BOTTOMS: Well, it's been a very difficult couple of years. We have been in the midst of a pandemic. There's been a lot of misinformation flooding the airwaves. We see it in- in ways not just on television, but we're seeing it through YouTube, we're seeing it on other social media platforms. So, it is more difficult to get the message out, but I'm sitting here today getting the message out. This administration, Democrats in Congress have delivered for the American people, and to turn back the clock and not allow us to keep pushing through will be devastating for people across America. If we want prescription drug costs to remain low, then we need Democrats in Congress. If we want voting rights finally passed in Congress, we need Democrats in Congress. If we don't want a national ban on abortion and for doctors and health care providers to be sent to prison for offering an abortion to a woman whose life may be in danger, then we need Democrats in Congress. And that's the message that we will continue to push out, not just through Election Day, but beyond, because we know that elections happen quite frequently, and we can't have people so discouraged that they think their votes don't matter.
MARGARET BRENNAN: President Biden said this week at a fundraiser, if Democrats do lose in the midterms -- so, he's entertaining it is a real possibility. He said, it'll be a horrible two years, the good news is I'll have a veto pen. Is complete gridlock what America needs to prepare for?
BOTTOMS: Well, we know that President Biden ran on being able to work across the aisle. So, of course the American people want us to be able to get things done, but when you have Republicans say that they will pull back aid to Ukraine, that their- their entire platform is based on doing what Joe Biden doesn't want done, that's not what the American people want. We want progress in this country, and we want leaders who believe in democracy. We don't want leaders who deny elections.

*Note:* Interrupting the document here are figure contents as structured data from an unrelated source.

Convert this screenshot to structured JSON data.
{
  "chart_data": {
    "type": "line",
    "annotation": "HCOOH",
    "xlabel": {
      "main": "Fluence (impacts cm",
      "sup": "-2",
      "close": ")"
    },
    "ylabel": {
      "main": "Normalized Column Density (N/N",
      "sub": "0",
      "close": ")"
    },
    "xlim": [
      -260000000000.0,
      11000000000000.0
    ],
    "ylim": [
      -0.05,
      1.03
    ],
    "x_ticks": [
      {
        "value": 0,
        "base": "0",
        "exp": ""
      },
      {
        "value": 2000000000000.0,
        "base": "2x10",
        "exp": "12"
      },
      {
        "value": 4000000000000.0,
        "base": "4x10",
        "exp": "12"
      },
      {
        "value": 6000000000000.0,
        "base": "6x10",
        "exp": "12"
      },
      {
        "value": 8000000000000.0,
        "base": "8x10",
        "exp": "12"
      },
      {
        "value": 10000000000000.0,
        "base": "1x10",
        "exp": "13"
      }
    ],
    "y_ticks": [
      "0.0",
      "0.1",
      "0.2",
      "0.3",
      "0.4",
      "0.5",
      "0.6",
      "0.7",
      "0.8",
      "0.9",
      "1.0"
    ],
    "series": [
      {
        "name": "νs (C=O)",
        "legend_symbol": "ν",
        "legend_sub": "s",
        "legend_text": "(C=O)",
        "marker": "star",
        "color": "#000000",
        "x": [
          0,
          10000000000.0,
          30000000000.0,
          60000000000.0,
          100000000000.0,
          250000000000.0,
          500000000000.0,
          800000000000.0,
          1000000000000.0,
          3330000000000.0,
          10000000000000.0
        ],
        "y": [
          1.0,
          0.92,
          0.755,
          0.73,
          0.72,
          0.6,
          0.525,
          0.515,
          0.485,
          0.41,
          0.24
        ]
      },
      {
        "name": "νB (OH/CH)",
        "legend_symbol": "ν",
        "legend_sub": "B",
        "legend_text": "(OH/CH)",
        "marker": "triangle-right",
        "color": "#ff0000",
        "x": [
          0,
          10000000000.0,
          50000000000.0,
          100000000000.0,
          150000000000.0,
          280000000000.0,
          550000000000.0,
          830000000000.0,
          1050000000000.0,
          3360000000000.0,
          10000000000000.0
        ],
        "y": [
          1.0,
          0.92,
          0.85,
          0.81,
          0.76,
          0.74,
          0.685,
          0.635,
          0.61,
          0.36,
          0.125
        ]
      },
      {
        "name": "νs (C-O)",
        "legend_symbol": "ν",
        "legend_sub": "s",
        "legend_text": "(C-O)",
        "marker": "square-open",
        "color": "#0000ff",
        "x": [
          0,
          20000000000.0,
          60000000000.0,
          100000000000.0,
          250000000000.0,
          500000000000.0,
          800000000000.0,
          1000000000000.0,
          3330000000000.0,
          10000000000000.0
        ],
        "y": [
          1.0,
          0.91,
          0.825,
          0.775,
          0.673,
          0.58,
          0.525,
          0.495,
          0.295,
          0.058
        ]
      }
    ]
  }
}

I heard Kari Lake say that people have a right to question their government. They absolutely do, but they don't have a right to overthrow their government in the way that we saw that on January 6. So, when you have election deniers who have the -- who may go to Congress, who may be elected to statewide office -- we have one in Georgia, Burt Jones, who's running for lieutenant governor, an election denier. That's- that's not just a danger to Democrats, that's a danger to everyone who believes in what this country stands for.
MARGARET BRENNAN: Keisha Lance Bottoms, thank you for joining us this morning.